The bar on #2 must be much higher than #1. If the language in the absence of
the proposed abstraction mechanism already has some pleasant formal
properties that the addition of the new mechanism would destroy, then the
loss of this property must be added as a cost in assessing #2. But not #1,
since that battle is already lost.

> The Cecil-style operator overloading argument, extended to this example,
> would enable a fourth option
>    4) Allow module M2 to say how w should respond to foo.
> I grant that #4 is not as bad as #2c. But does anyone care to argue that #4
> would be a good thing in general?
> Sure, and I've given references to some of the papers. There are others,
> about Dylan as well as Cecil. Here's a talk that considers "design patterns"
> (double dispatch with "reverse-foo" operators are pattern-y) to be
> workarounds for bugs in the programming language at hand:
> http://www.norvig.com/design-patterns/
> Complete with multimethods!

Well, Peter's my boss, so I concede the case.

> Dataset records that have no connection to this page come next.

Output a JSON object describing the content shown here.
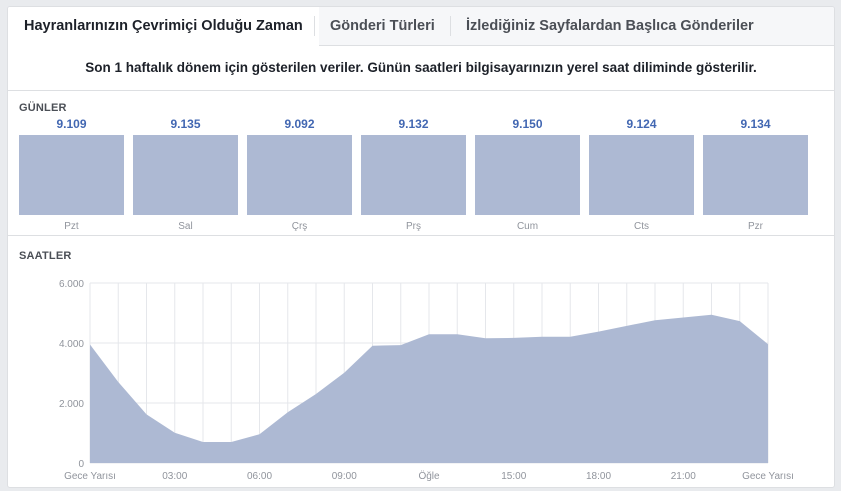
{
  "tabs": [
    {
      "label": "Hayranlarınızın Çevrimiçi Olduğu Zaman",
      "active": true
    },
    {
      "label": "Gönderi Türleri",
      "active": false
    },
    {
      "label": "İzlediğiniz Sayfalardan Başlıca Gönderiler",
      "active": false
    }
  ],
  "notice": "Son 1 haftalık dönem için gösterilen veriler. Günün saatleri bilgisayarınızın yerel saat diliminde gösterilir.",
  "days_section": {
    "title": "GÜNLER",
    "items": [
      {
        "label": "Pzt",
        "value": "9.109"
      },
      {
        "label": "Sal",
        "value": "9.135"
      },
      {
        "label": "Çrş",
        "value": "9.092"
      },
      {
        "label": "Prş",
        "value": "9.132"
      },
      {
        "label": "Cum",
        "value": "9.150"
      },
      {
        "label": "Cts",
        "value": "9.124"
      },
      {
        "label": "Pzr",
        "value": "9.134"
      }
    ]
  },
  "hours_section": {
    "title": "SAATLER"
  },
  "colors": {
    "accent": "#4267b2",
    "bar_fill": "#adb9d3",
    "area_fill": "#adb9d3"
  },
  "chart_data": [
    {
      "type": "bar",
      "title": "GÜNLER",
      "categories": [
        "Pzt",
        "Sal",
        "Çrş",
        "Prş",
        "Cum",
        "Cts",
        "Pzr"
      ],
      "values": [
        9109,
        9135,
        9092,
        9132,
        9150,
        9124,
        9134
      ],
      "grid": false
    },
    {
      "type": "area",
      "title": "SAATLER",
      "x": [
        0,
        1,
        2,
        3,
        4,
        5,
        6,
        7,
        8,
        9,
        10,
        11,
        12,
        13,
        14,
        15,
        16,
        17,
        18,
        19,
        20,
        21,
        22,
        23,
        24
      ],
      "values": [
        3950,
        2700,
        1620,
        1010,
        700,
        700,
        960,
        1690,
        2300,
        3010,
        3910,
        3930,
        4290,
        4290,
        4160,
        4170,
        4210,
        4210,
        4380,
        4570,
        4760,
        4850,
        4940,
        4730,
        3960
      ],
      "ylim": [
        0,
        6000
      ],
      "yticks": [
        "0",
        "2.000",
        "4.000",
        "6.000"
      ],
      "xticks": [
        {
          "at": 0,
          "label": "Gece Yarısı"
        },
        {
          "at": 3,
          "label": "03:00"
        },
        {
          "at": 6,
          "label": "06:00"
        },
        {
          "at": 9,
          "label": "09:00"
        },
        {
          "at": 12,
          "label": "Öğle"
        },
        {
          "at": 15,
          "label": "15:00"
        },
        {
          "at": 18,
          "label": "18:00"
        },
        {
          "at": 21,
          "label": "21:00"
        },
        {
          "at": 24,
          "label": "Gece Yarısı"
        }
      ],
      "grid": true
    }
  ]
}
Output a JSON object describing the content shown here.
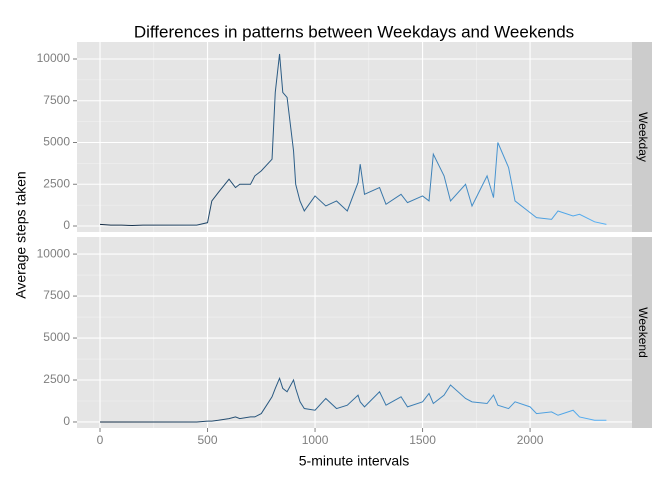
{
  "chart_data": {
    "type": "line",
    "title": "Differences in patterns between Weekdays and Weekends",
    "xlabel": "5-minute intervals",
    "ylabel": "Average steps taken",
    "x": [
      0,
      50,
      100,
      150,
      200,
      250,
      300,
      350,
      400,
      450,
      500,
      520,
      550,
      600,
      630,
      650,
      700,
      720,
      750,
      800,
      815,
      835,
      850,
      870,
      900,
      910,
      930,
      950,
      1000,
      1050,
      1100,
      1150,
      1200,
      1210,
      1230,
      1300,
      1330,
      1400,
      1430,
      1500,
      1530,
      1550,
      1600,
      1630,
      1700,
      1730,
      1800,
      1830,
      1850,
      1900,
      1930,
      2000,
      2030,
      2100,
      2130,
      2200,
      2230,
      2300,
      2355
    ],
    "series": [
      {
        "name": "Weekday",
        "values": [
          100,
          50,
          50,
          30,
          50,
          50,
          50,
          50,
          50,
          50,
          200,
          1500,
          2000,
          2800,
          2300,
          2500,
          2500,
          3000,
          3300,
          4000,
          8000,
          10300,
          8000,
          7700,
          4500,
          2500,
          1500,
          900,
          1800,
          1200,
          1500,
          900,
          2600,
          3700,
          1900,
          2300,
          1300,
          1900,
          1400,
          1800,
          1500,
          4300,
          3000,
          1500,
          2500,
          1200,
          3000,
          1700,
          5000,
          3500,
          1500,
          800,
          500,
          400,
          900,
          600,
          700,
          250,
          100
        ]
      },
      {
        "name": "Weekend",
        "values": [
          0,
          0,
          0,
          0,
          0,
          0,
          0,
          0,
          0,
          0,
          50,
          50,
          100,
          200,
          300,
          200,
          300,
          300,
          500,
          1500,
          2000,
          2600,
          2000,
          1800,
          2500,
          2000,
          1200,
          800,
          700,
          1400,
          800,
          1000,
          1600,
          1200,
          900,
          1800,
          1000,
          1500,
          900,
          1200,
          1700,
          1100,
          1600,
          2200,
          1400,
          1200,
          1100,
          1600,
          1000,
          800,
          1200,
          900,
          500,
          600,
          400,
          700,
          300,
          100,
          100
        ]
      }
    ],
    "color_low": "#132B43",
    "color_high": "#56B1F7",
    "xlim": [
      -107,
      2474
    ],
    "xticks": [
      0,
      500,
      1000,
      1500,
      2000
    ],
    "ylim": [
      -359,
      11018
    ],
    "yticks": [
      0,
      2500,
      5000,
      7500,
      10000
    ],
    "grid": true
  }
}
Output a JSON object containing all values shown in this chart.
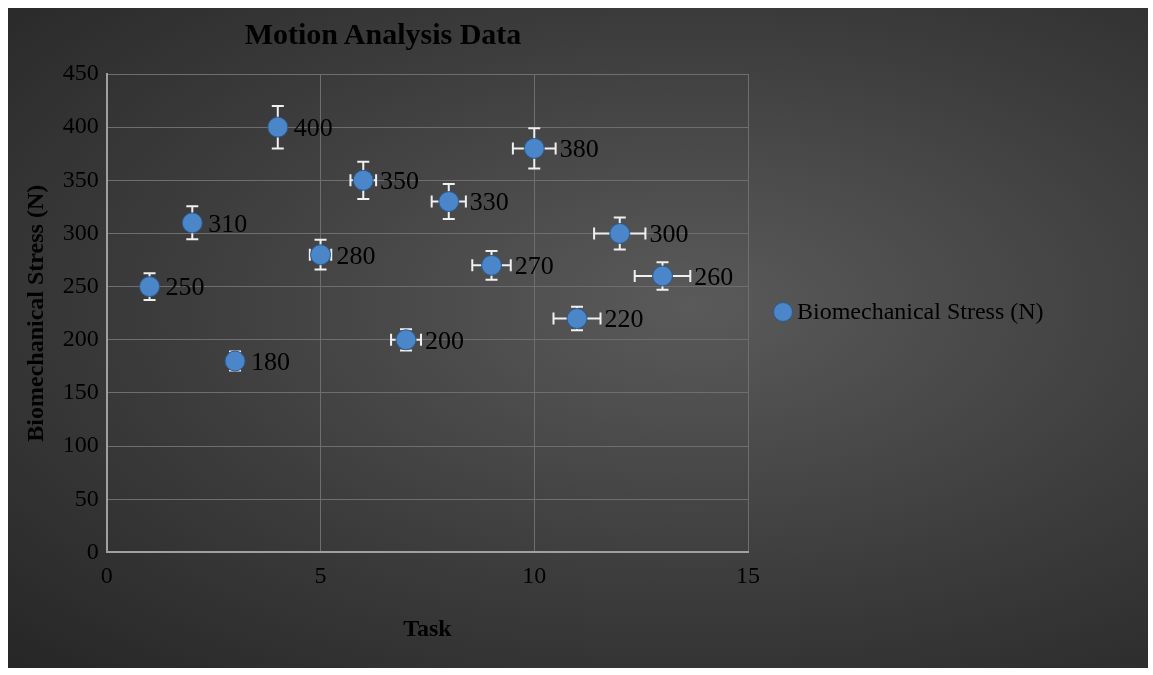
{
  "chart_data": {
    "type": "scatter",
    "title": "Motion Analysis Data",
    "xlabel": "Task",
    "ylabel": "Biomechanical Stress (N)",
    "x": [
      1,
      2,
      3,
      4,
      5,
      6,
      7,
      8,
      9,
      10,
      11,
      12,
      13
    ],
    "series": [
      {
        "name": "Biomechanical Stress (N)",
        "color": "#4a86c8",
        "values": [
          250,
          310,
          180,
          400,
          280,
          350,
          200,
          330,
          270,
          380,
          220,
          300,
          260
        ],
        "errors": [
          12.5,
          15.5,
          9,
          20,
          14,
          17.5,
          10,
          16.5,
          13.5,
          19,
          11,
          15,
          13
        ],
        "xerrors": [
          null,
          null,
          null,
          null,
          0.25,
          0.3,
          0.35,
          0.4,
          0.45,
          0.5,
          0.55,
          0.6,
          0.65
        ]
      }
    ],
    "xlim": [
      0,
      15
    ],
    "xticks": [
      0,
      5,
      10,
      15
    ],
    "ylim": [
      0,
      450
    ],
    "yticks": [
      0,
      50,
      100,
      150,
      200,
      250,
      300,
      350,
      400,
      450
    ],
    "grid": true,
    "legend": "right",
    "data_labels": true,
    "marker": "circle"
  }
}
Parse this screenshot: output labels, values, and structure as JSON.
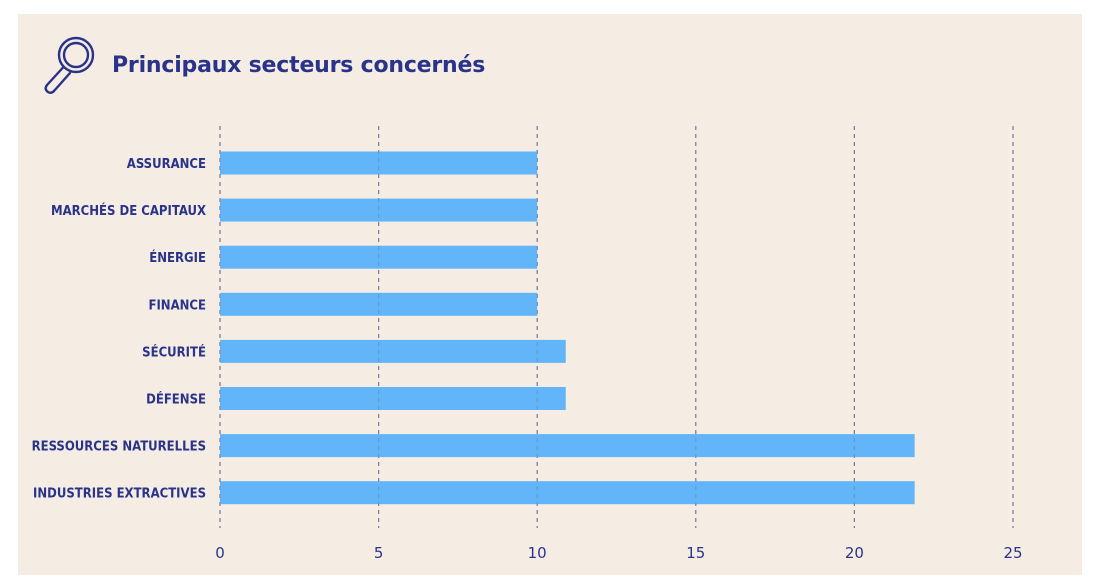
{
  "title": "Principaux secteurs concernés",
  "icon": "magnifier-icon",
  "colors": {
    "background": "#f5ede3",
    "bar": "#62b5f8",
    "text": "#29338a",
    "grid": "#7b7ca6"
  },
  "chart_data": {
    "type": "bar",
    "orientation": "horizontal",
    "categories": [
      "ASSURANCE",
      "MARCHÉS DE CAPITAUX",
      "ÉNERGIE",
      "FINANCE",
      "SÉCURITÉ",
      "DÉFENSE",
      "RESSOURCES NATURELLES",
      "INDUSTRIES EXTRACTIVES"
    ],
    "values": [
      10,
      10,
      10,
      10,
      10.9,
      10.9,
      21.9,
      21.9
    ],
    "xlim": [
      0,
      25
    ],
    "xticks": [
      0,
      5,
      10,
      15,
      20,
      25
    ],
    "xlabel": "",
    "ylabel": "",
    "grid": "vertical dashed",
    "legend": "none"
  }
}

Let's add multimethods. Just

Actually, thanks for the link. I hadn't seen it before, and it is a nice

> If not, why would #4 be ok for operators but not method or function calls?
> Straw man, happy to knock it down.


> I never said your item 4 wasn't ok for methods and function calls --
> operators are the syntactic special form here, the generalization is either
> to methods (double-dispatched) or function (generic functions, operator
> multimethods).
> The ES4 proposal (
> http://wiki.ecmascript.org/doku.php?id=proposals:generic_functions) for
> generic functions/methods indeed subsumed the operators proposal that
> preceded it. I'm not trying to revive it wholesale, please rest assured. But
> I am objecting to circular (or at best incomplete) arguments for dyadic
> operators via double dispatch of single-receiver methods.
> As I've written before, if double dispatch is the best we can agree on for
> Harmony, then I'm in. But we should be able to agree on the drawbacks as
> well as the benefits, and not dismiss the former or oversell the latter.

I certainly agree that it's good to have a more complete enumeration of the
pros and cons. I think we largely agree on many of these but disagree on the
weights. JavaScript today has adequate support for modularity and
abstraction, and is mostly understandable. ES5/strict even more so. Common
Lisp and PL/1 never were understandable. And Common Lisp is highly
immodular. I agree that ES6 should grow some compared to ES5, but I highly
value retaining ES5/strict's modularity, simplicity, understandability.